The Prison Policy Initiative published a report in 2022 that found issues with scanning mail pushed incarcerated people's friends and families to use other, paid communications services provided by those companies.
The Dallas Morning News in October reported inmates complained of months of delays by a different mail scanning company, Securus Technologies, three months after the state prison system introduced the new process.
The Prison Policy Initiative's November 2022 report that found 14 states had moved to scanning mail, listing TextBehind and three other companies, but said that state tally was certainly an undercount. Montana was not yet on that list. A Google search shows scores of county jails have enrolled in the scanning service, as well.

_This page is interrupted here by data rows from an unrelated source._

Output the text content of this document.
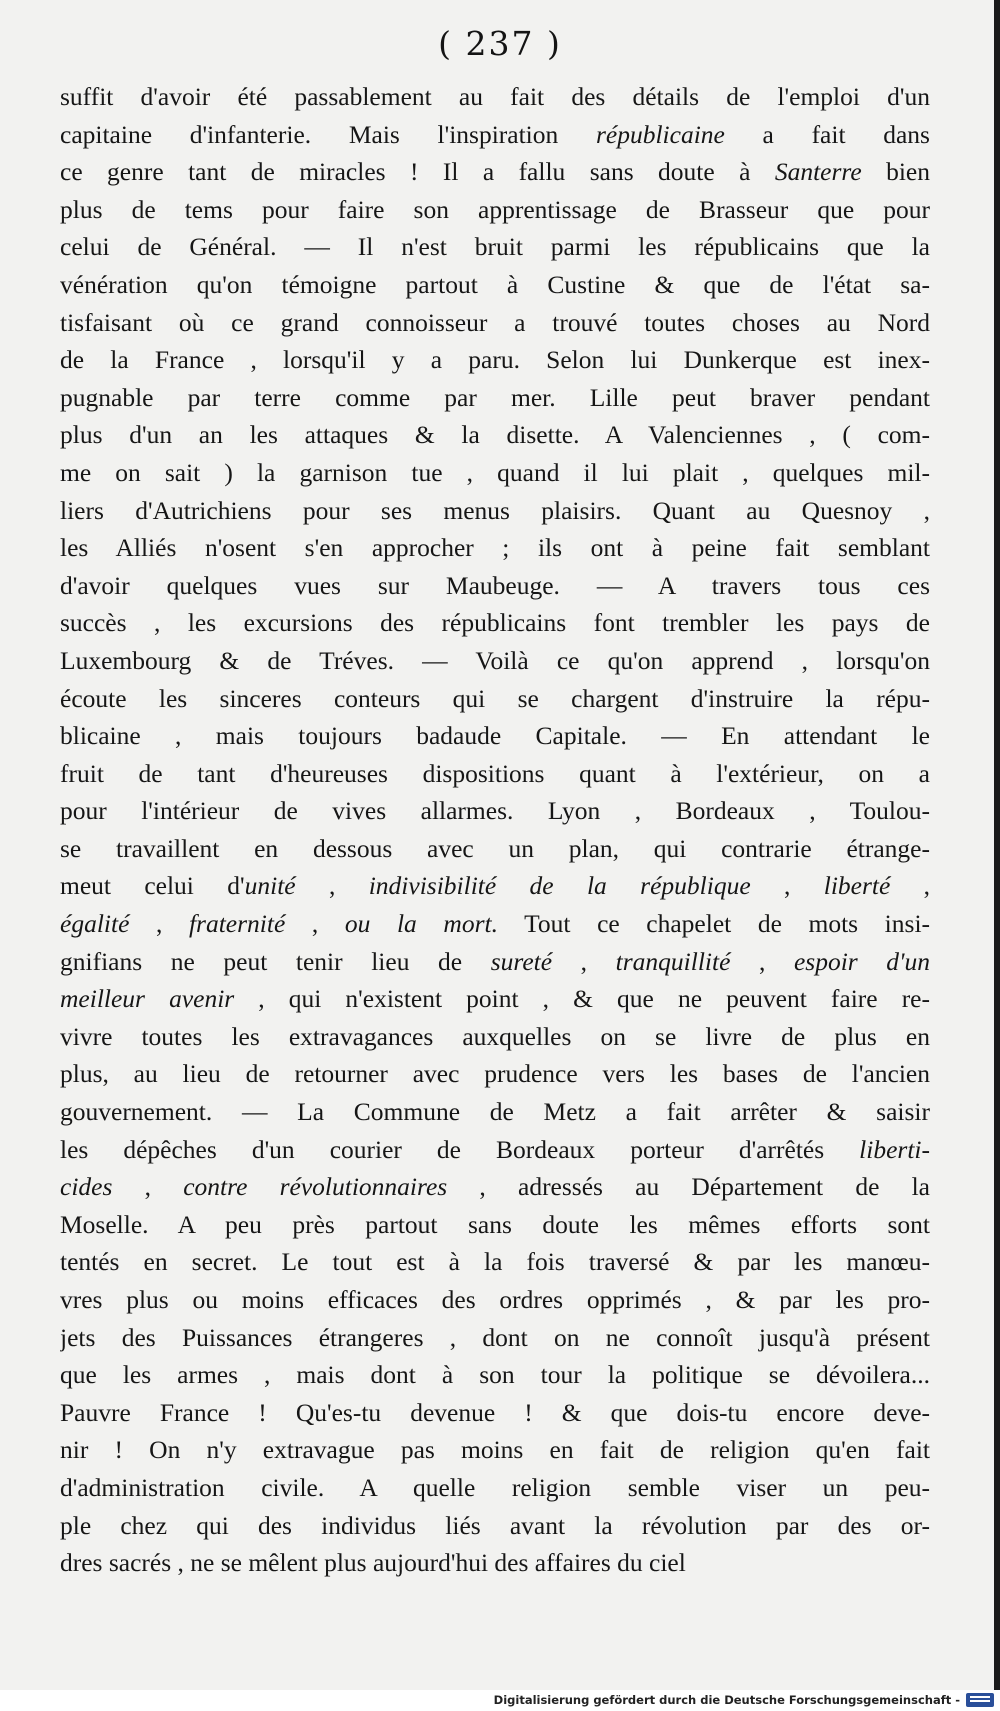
( 237 )
suffit d'avoir été passablement au fait des détails de l'emploi d'un
capitaine d'infanterie. Mais l'inspiration républicaine a fait dans
ce genre tant de miracles ! Il a fallu sans doute à Santerre bien
plus de tems pour faire son apprentissage de Brasseur que pour
celui de Général. — Il n'est bruit parmi les républicains que la
vénération qu'on témoigne partout à Custine & que de l'état sa-
tisfaisant où ce grand connoisseur a trouvé toutes choses au Nord
de la France , lorsqu'il y a paru. Selon lui Dunkerque est inex-
pugnable par terre comme par mer. Lille peut braver pendant
plus d'un an les attaques & la disette. A Valenciennes , ( com-
me on sait ) la garnison tue , quand il lui plait , quelques mil-
liers d'Autrichiens pour ses menus plaisirs. Quant au Quesnoy ,
les Alliés n'osent s'en approcher ; ils ont à peine fait semblant
d'avoir quelques vues sur Maubeuge. — A travers tous ces
succès , les excursions des républicains font trembler les pays de
Luxembourg & de Tréves. — Voilà ce qu'on apprend , lorsqu'on
écoute les sinceres conteurs qui se chargent d'instruire la répu-
blicaine , mais toujours badaude Capitale. — En attendant le
fruit de tant d'heureuses dispositions quant à l'extérieur, on a
pour l'intérieur de vives allarmes. Lyon , Bordeaux , Toulou-
se travaillent en dessous avec un plan, qui contrarie étrange-
meut celui d'unité , indivisibilité de la république , liberté ,
égalité , fraternité , ou la mort. Tout ce chapelet de mots insi-
gnifians ne peut tenir lieu de sureté , tranquillité , espoir d'un
meilleur avenir , qui n'existent point , & que ne peuvent faire re-
vivre toutes les extravagances auxquelles on se livre de plus en
plus, au lieu de retourner avec prudence vers les bases de l'ancien
gouvernement. — La Commune de Metz a fait arrêter & saisir
les dépêches d'un courier de Bordeaux porteur d'arrêtés liberti-
cides , contre révolutionnaires , adressés au Département de la
Moselle. A peu près partout sans doute les mêmes efforts sont
tentés en secret. Le tout est à la fois traversé & par les manœu-
vres plus ou moins efficaces des ordres opprimés , & par les pro-
jets des Puissances étrangeres , dont on ne connoît jusqu'à présent
que les armes , mais dont à son tour la politique se dévoilera...
Pauvre France ! Qu'es-tu devenue ! & que dois-tu encore deve-
nir ! On n'y extravague pas moins en fait de religion qu'en fait
d'administration civile. A quelle religion semble viser un peu-
ple chez qui des individus liés avant la révolution par des or-
dres sacrés , ne se mêlent plus aujourd'hui des affaires du ciel
Digitalisierung gefördert durch die Deutsche Forschungsgemeinschaft -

The report's authors also asserted that mail scanning strips away the "sentimentality" of physical mail.
Some state prison systems scan the mail themselves while others, like the Montana Department of Corrections, have contracted with a third party. In this case, when the mail arrives in Phoenix, Maryland, it's uploaded to a digital file inmates can access from the tablet.
Klapmeier said TextBehind will make technical decisions, but DOC staff will still review the digital scans to determine if mail is undeliverable due to violation of prison mail policy.
"For example, if a check was sent to the Maryland facility, it would be returned to the sender," Klapmeier said Monday. "The mailroom staff at each facility will determine if mail is undeliverable based on factors including threats of physical harm against another, blackmail or extortion, or plans for activities in violation of DOC policy."
Set to go into effect May 1, the scanning service was added last June when the Montana Department of Corrections renewed its contract with ICS Corrections, Inc., for another three years. Another change to the contract is an acknowledgement that ICS Corrections may enter contracts with Montana counties, as well.
The initial Department of Corrections contract with ICS was signed in 2017 and expires in 2027.